One just needs to type:
pip install streamlit
In your terminal/command prompt and it is ready to use (provided you have pip installed first). Once Streamlit is successfully installed, run the python code given below and if you don’t get an error, it automatically means Streamlit is successfully installed. Open command prompt or Anaconda shell and type:
streamlit run filename.py
Note: To avoid any version compatibility issues with other applications, install Streamlit in a separate/independent virtual environment.
Max Duzij on Unsplash
Time to Test Streamlit: My Demo Web App
While it’s one thing to call this tool fairly easy and convenient, it’s another to put it to test. Let us develop a simple web app that reads and visualizes a pandas data frame.
Step 1: Import Python libraries add the title+body of the app
import streamlit as st
import pandas as pd
import numpy as np
st.title(‘App by Anuj’)
st.write('This app walkthroughs on creating your first data app with streamlit. It demonstrates how easy it is now for data scientists to develop and deploy quick prototypes.')
Step 2: Read data into dataframes
# simly read a csv in folder in pandas dataframe
df = pd.read_csv('game_of_thrones_battles.csv')
Step 3: Include interactive elements
option = st.sidebar.selectbox(
'Which number do you like best?',
'You selected:', option
Step 4: Create your first chart
chart_data = pd.DataFrame(
columns=['a', 'b', 'c'])
Step 5: Create a map with plots
map_data = pd.DataFrame(
np.random.randn(1000, 2) / [50, 50] + [37.76, -122.4],
Step 6: Add a progress bar
# Add a placeholder
latest_iteration = st.empty()
bar = st.progress(0)
for i in range(100):
# Update the progress bar with each iteration.
bar.progress(i + 1)
Step 7: Save and run
Now that we are done with a simple script, it’s time to save it. I am going to save it as myapp_streamlit.py Run from terminal (Make sure the pip requirements are installed)
streamlit run myapp_streamlit.py
(Command streamlit run followed by your Python script name)

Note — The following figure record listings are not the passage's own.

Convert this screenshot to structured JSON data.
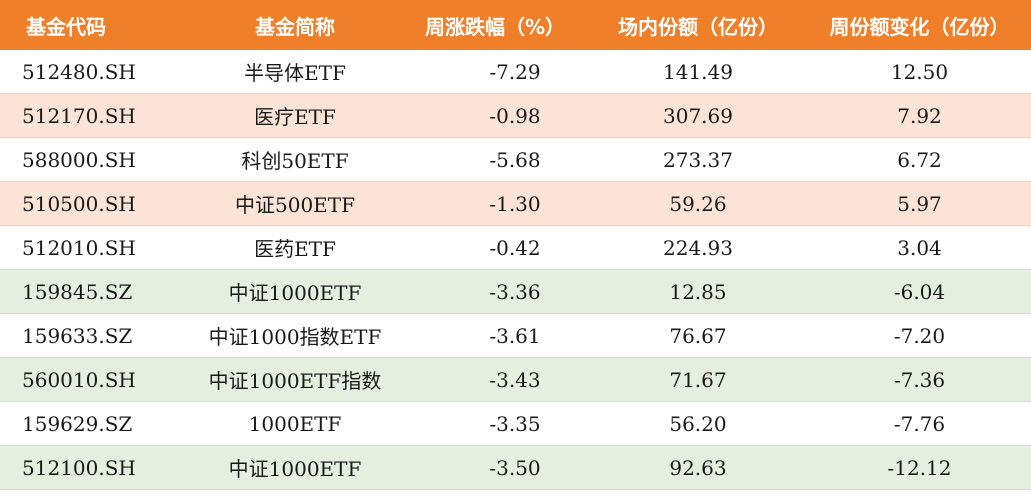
{
  "headers": [
    "基金代码",
    "基金简称",
    "周涨跌幅（%）",
    "场内份额（亿份）",
    "周份额变化（亿份）"
  ],
  "rows": [
    {
      "code": "512480.SH",
      "name": "半导体ETF",
      "weekly_change_pct": "-7.29",
      "shares": "141.49",
      "share_change": "12.50",
      "color": "white"
    },
    {
      "code": "512170.SH",
      "name": "医疗ETF",
      "weekly_change_pct": "-0.98",
      "shares": "307.69",
      "share_change": "7.92",
      "color": "peach"
    },
    {
      "code": "588000.SH",
      "name": "科创50ETF",
      "weekly_change_pct": "-5.68",
      "shares": "273.37",
      "share_change": "6.72",
      "color": "white"
    },
    {
      "code": "510500.SH",
      "name": "中证500ETF",
      "weekly_change_pct": "-1.30",
      "shares": "59.26",
      "share_change": "5.97",
      "color": "peach"
    },
    {
      "code": "512010.SH",
      "name": "医药ETF",
      "weekly_change_pct": "-0.42",
      "shares": "224.93",
      "share_change": "3.04",
      "color": "white"
    },
    {
      "code": "159845.SZ",
      "name": "中证1000ETF",
      "weekly_change_pct": "-3.36",
      "shares": "12.85",
      "share_change": "-6.04",
      "color": "green"
    },
    {
      "code": "159633.SZ",
      "name": "中证1000指数ETF",
      "weekly_change_pct": "-3.61",
      "shares": "76.67",
      "share_change": "-7.20",
      "color": "white"
    },
    {
      "code": "560010.SH",
      "name": "中证1000ETF指数",
      "weekly_change_pct": "-3.43",
      "shares": "71.67",
      "share_change": "-7.36",
      "color": "green"
    },
    {
      "code": "159629.SZ",
      "name": "1000ETF",
      "weekly_change_pct": "-3.35",
      "shares": "56.20",
      "share_change": "-7.76",
      "color": "white"
    },
    {
      "code": "512100.SH",
      "name": "中证1000ETF",
      "weekly_change_pct": "-3.50",
      "shares": "92.63",
      "share_change": "-12.12",
      "color": "green"
    }
  ],
  "colors": {
    "header_bg": "#f07f2a",
    "header_text": "#ffffff",
    "peach_row": "#fbe3d5",
    "green_row": "#e4efdf",
    "white_row": "#ffffff"
  }
}
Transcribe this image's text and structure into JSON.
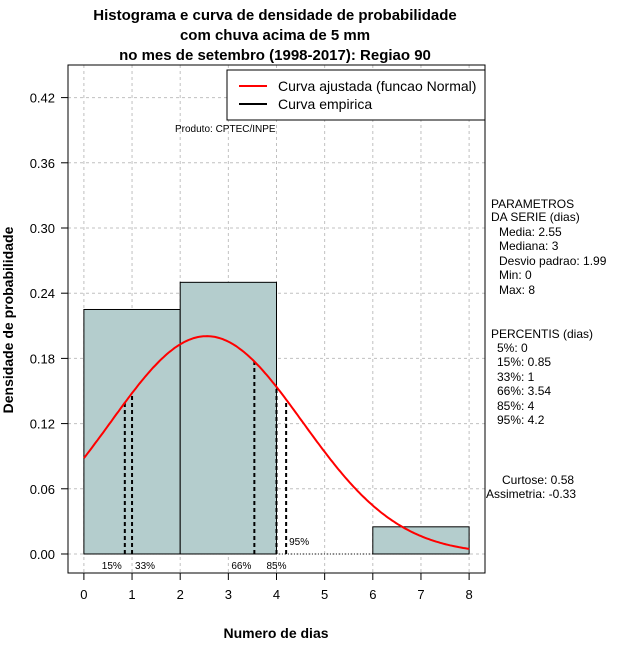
{
  "chart_data": {
    "type": "bar",
    "title": [
      "Histograma e curva de densidade de probabilidade",
      "com chuva acima de 5 mm",
      "no mes de setembro (1998-2017): Regiao 90"
    ],
    "xlabel": "Numero de dias",
    "ylabel": "Densidade de probabilidade",
    "xlim": [
      -0.33,
      8.33
    ],
    "ylim": [
      -0.0175,
      0.45
    ],
    "x_ticks": [
      "0",
      "1",
      "2",
      "3",
      "4",
      "5",
      "6",
      "7",
      "8"
    ],
    "y_ticks": [
      "0.00",
      "0.06",
      "0.12",
      "0.18",
      "0.24",
      "0.30",
      "0.36",
      "0.42"
    ],
    "grid": true,
    "bins": [
      {
        "from": 0,
        "to": 2,
        "density": 0.225
      },
      {
        "from": 2,
        "to": 4,
        "density": 0.25
      },
      {
        "from": 4,
        "to": 6,
        "density": 0.0
      },
      {
        "from": 6,
        "to": 8,
        "density": 0.025
      }
    ],
    "normal_curve": {
      "mean": 2.55,
      "sd": 1.99,
      "from": 0,
      "to": 8
    },
    "percentile_lines": [
      {
        "label": "15%",
        "x": 0.85
      },
      {
        "label": "33%",
        "x": 1
      },
      {
        "label": "66%",
        "x": 3.54
      },
      {
        "label": "85%",
        "x": 4
      },
      {
        "label": "95%",
        "x": 4.2
      }
    ],
    "legend": {
      "position": "top-right",
      "entries": [
        {
          "label": "Curva ajustada (funcao Normal)",
          "color": "#ff0000"
        },
        {
          "label": "Curva empirica",
          "color": "#000000"
        }
      ]
    },
    "product": "Produto: CPTEC/INPE",
    "bar_color": "#b4cdcd",
    "stats": {
      "params_title": [
        "PARAMETROS",
        "DA SERIE (dias)"
      ],
      "params": [
        "Media: 2.55",
        "Mediana: 3",
        "Desvio padrao: 1.99",
        "Min: 0",
        "Max: 8"
      ],
      "perc_title": "PERCENTIS (dias)",
      "percentis": [
        "5%: 0",
        "15%: 0.85",
        "33%: 1",
        "66%: 3.54",
        "85%: 4",
        "95%: 4.2"
      ],
      "curtose": "Curtose: 0.58",
      "assimetria": "Assimetria: -0.33"
    }
  }
}
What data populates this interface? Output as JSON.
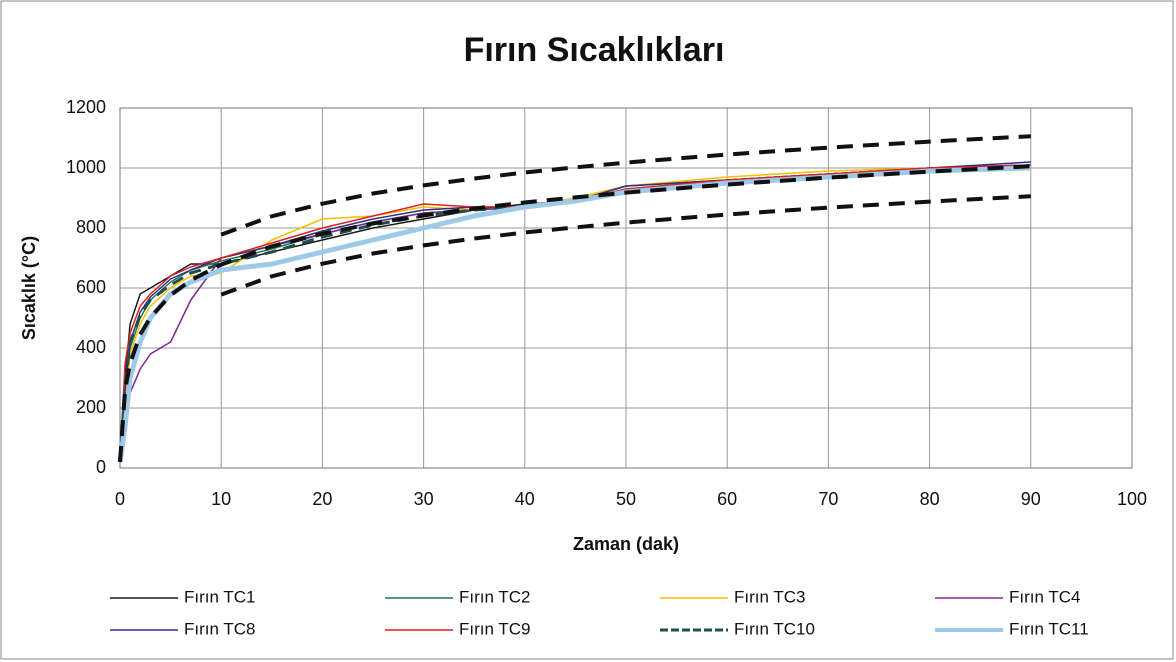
{
  "chart_data": {
    "type": "line",
    "title": "Fırın Sıcaklıkları",
    "x_label": "Zaman (dak)",
    "y_label": "Sıcaklık (°C)",
    "x": [
      0,
      0.5,
      1,
      2,
      3,
      5,
      7,
      10,
      15,
      20,
      25,
      30,
      35,
      40,
      45,
      50,
      60,
      70,
      80,
      90
    ],
    "xlim": [
      0,
      100
    ],
    "xticks": [
      0,
      10,
      20,
      30,
      40,
      50,
      60,
      70,
      80,
      90,
      100
    ],
    "ylim": [
      0,
      1200
    ],
    "yticks": [
      0,
      200,
      400,
      600,
      800,
      1000,
      1200
    ],
    "grid": true,
    "legend": "bottom",
    "series": [
      {
        "name": "Fırın TC1",
        "color": "#1a1a1a",
        "width": 1.5,
        "values": [
          20,
          300,
          480,
          580,
          600,
          640,
          680,
          680,
          720,
          760,
          800,
          830,
          860,
          880,
          890,
          940,
          960,
          980,
          1000,
          1010
        ]
      },
      {
        "name": "Fırın TC2",
        "color": "#1e7b4f",
        "width": 1.5,
        "values": [
          20,
          250,
          400,
          500,
          560,
          620,
          660,
          690,
          730,
          780,
          820,
          850,
          860,
          870,
          890,
          930,
          960,
          980,
          1000,
          1010
        ]
      },
      {
        "name": "Fırın TC3",
        "color": "#f5c000",
        "width": 1.5,
        "values": [
          20,
          220,
          380,
          480,
          540,
          600,
          640,
          650,
          760,
          830,
          840,
          870,
          860,
          870,
          900,
          940,
          970,
          990,
          1000,
          1010
        ]
      },
      {
        "name": "Fırın TC4",
        "color": "#7b2a8c",
        "width": 1.5,
        "values": [
          20,
          150,
          250,
          330,
          380,
          420,
          560,
          700,
          740,
          780,
          820,
          850,
          860,
          870,
          890,
          920,
          950,
          980,
          1000,
          1010
        ]
      },
      {
        "name": "Fırın TC8",
        "color": "#2e2e8c",
        "width": 1.5,
        "values": [
          20,
          260,
          420,
          520,
          570,
          630,
          660,
          700,
          740,
          790,
          830,
          860,
          870,
          870,
          890,
          940,
          960,
          980,
          1000,
          1020
        ]
      },
      {
        "name": "Fırın TC9",
        "color": "#e02020",
        "width": 1.5,
        "values": [
          20,
          350,
          450,
          540,
          580,
          640,
          670,
          700,
          750,
          800,
          840,
          880,
          870,
          870,
          890,
          930,
          960,
          980,
          1000,
          1010
        ]
      },
      {
        "name": "Fırın TC10",
        "color": "#1f4e4e",
        "width": 3,
        "dash": true,
        "values": [
          20,
          270,
          420,
          510,
          560,
          610,
          650,
          680,
          720,
          770,
          810,
          840,
          860,
          870,
          890,
          920,
          950,
          970,
          990,
          1000
        ]
      },
      {
        "name": "Fırın TC11",
        "color": "#9ec9e8",
        "width": 5,
        "values": [
          20,
          140,
          300,
          420,
          500,
          580,
          620,
          660,
          680,
          720,
          760,
          800,
          840,
          870,
          890,
          920,
          950,
          970,
          990,
          1000
        ]
      },
      {
        "color": "#111111",
        "width": 4,
        "dash": true,
        "values": [
          20,
          261,
          349,
          445,
          502,
          576,
          626,
          678,
          739,
          781,
          815,
          842,
          865,
          885,
          902,
          918,
          945,
          968,
          988,
          1006
        ]
      },
      {
        "color": "#111111",
        "width": 4,
        "dash": true,
        "values": [
          null,
          null,
          null,
          null,
          null,
          null,
          null,
          778,
          839,
          881,
          915,
          942,
          965,
          985,
          1002,
          1018,
          1045,
          1068,
          1088,
          1106
        ]
      },
      {
        "color": "#111111",
        "width": 4,
        "dash": true,
        "values": [
          null,
          null,
          null,
          null,
          null,
          null,
          null,
          578,
          639,
          681,
          715,
          742,
          765,
          785,
          802,
          818,
          845,
          868,
          888,
          906
        ]
      }
    ]
  }
}
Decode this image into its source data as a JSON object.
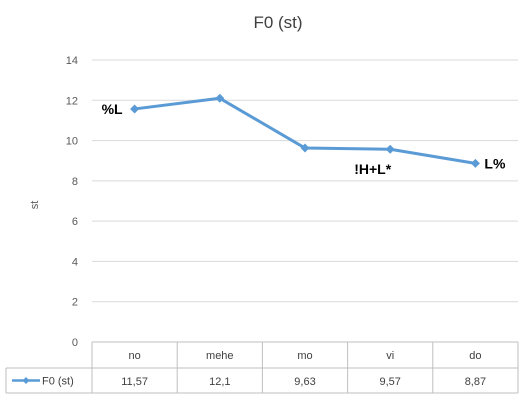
{
  "chart_data": {
    "type": "line",
    "title": "F0 (st)",
    "ylabel": "st",
    "xlabel": "",
    "ylim": [
      0,
      14
    ],
    "yticks": [
      0,
      2,
      4,
      6,
      8,
      10,
      12,
      14
    ],
    "grid": true,
    "categories": [
      "no",
      "mehe",
      "mo",
      "vi",
      "do"
    ],
    "series": [
      {
        "name": "F0 (st)",
        "color": "#5b9bd5",
        "values": [
          11.57,
          12.1,
          9.63,
          9.57,
          8.87
        ],
        "value_labels": [
          "11,57",
          "12,1",
          "9,63",
          "9,57",
          "8,87"
        ]
      }
    ],
    "annotations": [
      {
        "text": "%L",
        "category": "no"
      },
      {
        "text": "!H+L*",
        "category": "vi"
      },
      {
        "text": "L%",
        "category": "do"
      }
    ],
    "data_table": true
  }
}
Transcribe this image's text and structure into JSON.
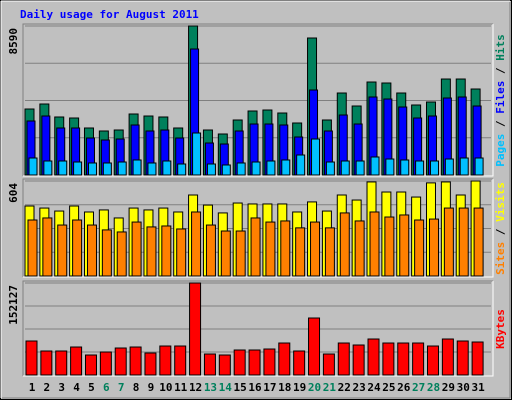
{
  "chart_data": [
    {
      "type": "bar",
      "title": "Daily usage for August 2011",
      "title_color": "#0000ff",
      "ylim": [
        0,
        8590
      ],
      "yticks": [
        8590
      ],
      "ygrid": [
        2147.5,
        4295,
        6442.5
      ],
      "grid": true,
      "legend_separator": "/",
      "series": [
        {
          "name": "Hits",
          "color": "#00805c",
          "values": [
            3805,
            4093,
            3344,
            3286,
            2710,
            2537,
            2594,
            3517,
            3401,
            3344,
            2710,
            8590,
            2594,
            2364,
            3171,
            3690,
            3747,
            3574,
            2998,
            7898,
            3171,
            4727,
            3978,
            5361,
            5304,
            4727,
            4036,
            4208,
            5534,
            5534,
            4958
          ]
        },
        {
          "name": "Files",
          "color": "#0000ff",
          "values": [
            3113,
            3401,
            2710,
            2710,
            2133,
            2018,
            2075,
            2883,
            2537,
            2594,
            2133,
            7264,
            1845,
            1787,
            2537,
            2940,
            2940,
            2883,
            2191,
            4900,
            2537,
            3459,
            2940,
            4497,
            4381,
            3920,
            3286,
            3401,
            4439,
            4497,
            3978
          ]
        },
        {
          "name": "Pages",
          "color": "#00c0ff",
          "values": [
            980,
            807,
            807,
            749,
            692,
            692,
            749,
            865,
            692,
            807,
            634,
            2421,
            634,
            577,
            692,
            749,
            807,
            865,
            1153,
            2075,
            749,
            807,
            807,
            1038,
            922,
            865,
            807,
            807,
            922,
            980,
            980
          ]
        }
      ]
    },
    {
      "type": "bar",
      "ylim": [
        0,
        604
      ],
      "yticks": [
        604
      ],
      "ygrid": [
        151,
        302,
        453
      ],
      "grid": true,
      "legend_separator": "/",
      "series": [
        {
          "name": "Visits",
          "color": "#ffff00",
          "values": [
            445,
            432,
            413,
            445,
            407,
            420,
            369,
            432,
            420,
            432,
            407,
            515,
            451,
            401,
            464,
            458,
            458,
            458,
            407,
            471,
            413,
            515,
            483,
            598,
            534,
            534,
            502,
            592,
            598,
            515,
            604
          ]
        },
        {
          "name": "Sites",
          "color": "#ff8000",
          "values": [
            356,
            369,
            324,
            356,
            324,
            293,
            280,
            343,
            312,
            318,
            299,
            407,
            324,
            286,
            286,
            369,
            343,
            350,
            306,
            343,
            306,
            401,
            350,
            407,
            375,
            388,
            356,
            362,
            432,
            432,
            432
          ]
        }
      ]
    },
    {
      "type": "bar",
      "ylim": [
        0,
        152127
      ],
      "yticks": [
        152127
      ],
      "ygrid": [
        38031.75,
        76063.5,
        114095.25
      ],
      "grid": true,
      "categories": [
        "1",
        "2",
        "3",
        "4",
        "5",
        "6",
        "7",
        "8",
        "9",
        "10",
        "11",
        "12",
        "13",
        "14",
        "15",
        "16",
        "17",
        "18",
        "19",
        "20",
        "21",
        "22",
        "23",
        "24",
        "25",
        "26",
        "27",
        "28",
        "29",
        "30",
        "31"
      ],
      "category_colors": [
        "#000000",
        "#000000",
        "#000000",
        "#000000",
        "#000000",
        "#00805c",
        "#00805c",
        "#000000",
        "#000000",
        "#000000",
        "#000000",
        "#000000",
        "#00805c",
        "#00805c",
        "#000000",
        "#000000",
        "#000000",
        "#000000",
        "#000000",
        "#00805c",
        "#00805c",
        "#000000",
        "#000000",
        "#000000",
        "#000000",
        "#000000",
        "#00805c",
        "#00805c",
        "#000000",
        "#000000",
        "#000000"
      ],
      "series": [
        {
          "name": "KBytes",
          "color": "#ff0000",
          "values": [
            56220,
            39680,
            39680,
            46280,
            33060,
            38020,
            44630,
            46280,
            36370,
            47940,
            47940,
            152127,
            34710,
            33060,
            41330,
            41330,
            42980,
            52900,
            39680,
            94240,
            34710,
            52900,
            49600,
            59520,
            52900,
            52900,
            52900,
            47940,
            59520,
            56220,
            54560
          ]
        }
      ]
    }
  ]
}
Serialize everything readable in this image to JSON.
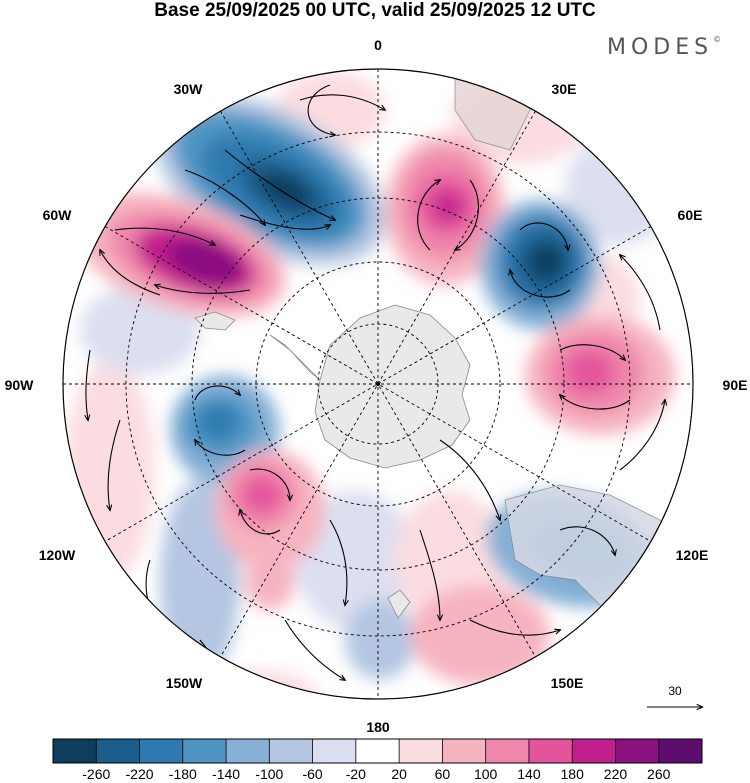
{
  "header": {
    "title": "Base 25/09/2025 00 UTC, valid 25/09/2025 12 UTC",
    "brand": "MODES"
  },
  "map": {
    "projection": "south-polar-stereographic",
    "longitude_labels": {
      "lon_0": "0",
      "lon_30e": "30E",
      "lon_60e": "60E",
      "lon_90e": "90E",
      "lon_120e": "120E",
      "lon_150e": "150E",
      "lon_180": "180",
      "lon_150w": "150W",
      "lon_120w": "120W",
      "lon_90w": "90W",
      "lon_60w": "60W",
      "lon_30w": "30W"
    },
    "reference_vector": "30",
    "anomaly_centers": [
      {
        "name": "low-30w",
        "value": -240
      },
      {
        "name": "high-60w",
        "value": 240
      },
      {
        "name": "high-15e",
        "value": 200
      },
      {
        "name": "low-50e",
        "value": -260
      },
      {
        "name": "high-90e",
        "value": 160
      },
      {
        "name": "low-95w",
        "value": -140
      },
      {
        "name": "high-130w",
        "value": 140
      },
      {
        "name": "low-125e",
        "value": -100
      },
      {
        "name": "high-160e",
        "value": 60
      }
    ]
  },
  "colorbar": {
    "labels": [
      "-260",
      "-220",
      "-180",
      "-140",
      "-100",
      "-60",
      "-20",
      "20",
      "60",
      "100",
      "140",
      "180",
      "220",
      "260"
    ],
    "colors": [
      "#0e3d5e",
      "#1a5f8c",
      "#2e7ab0",
      "#4f95c4",
      "#86b0d6",
      "#b4c6e2",
      "#dcdff0",
      "#ffffff",
      "#fbdde1",
      "#f6b4c0",
      "#ef86ab",
      "#e4549c",
      "#c21f8e",
      "#8a117f",
      "#5c0d6e"
    ]
  },
  "colors": {
    "land": "#e9e9e9",
    "coast": "#888888",
    "grid": "#000000"
  }
}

And there you have it! Your first demo web application. Feel free to explore other commands, add sidebars, progress bars, columns and other iterations especially when you have too much to show on the UI but want a cleaner look.
Streamlit’s caching feature is one of its major highlights. The ability to cache makes it relatively faster especially when you are making small tweaks and then trying to rerun.
Note: I would suggest my fellow data scientists have their browser windows of the code and the app opened side by side for efficient and faster results as the changes can be seen in real-time.
Looking at streamlit competitors
Whilst Streamlit works entirely in Python, R and Plotly Dash is another popular choice that supports Python as well as Julia. For R users especially, R shiny is a great option to develop web apps quickly.
My Thoughts: Is Streamlit Really Lit?
Streamlit is a blessing for data scientists. There’s no two ways about it. It not only helps them to build ML web applications, but also conveniently share and demonstrate their models to stakeholders, customers and colleagues especially if they are non-technical and/or not well-versed with programs or scripts. It has become a de-facto choice of ML engineers today, enabling them to quickly build and share proofs-of-concept, while giving them an option for quick tweaks here and there. Streamlit is aesthetically pleasing and user-friendly that can be learned with zero to minimal effort by anyone who is already familiar with Python scripting. Streamlit is feature-rich and the ease with which it enables one to deploy models is beyond commendable. It is simple. And it is outstanding!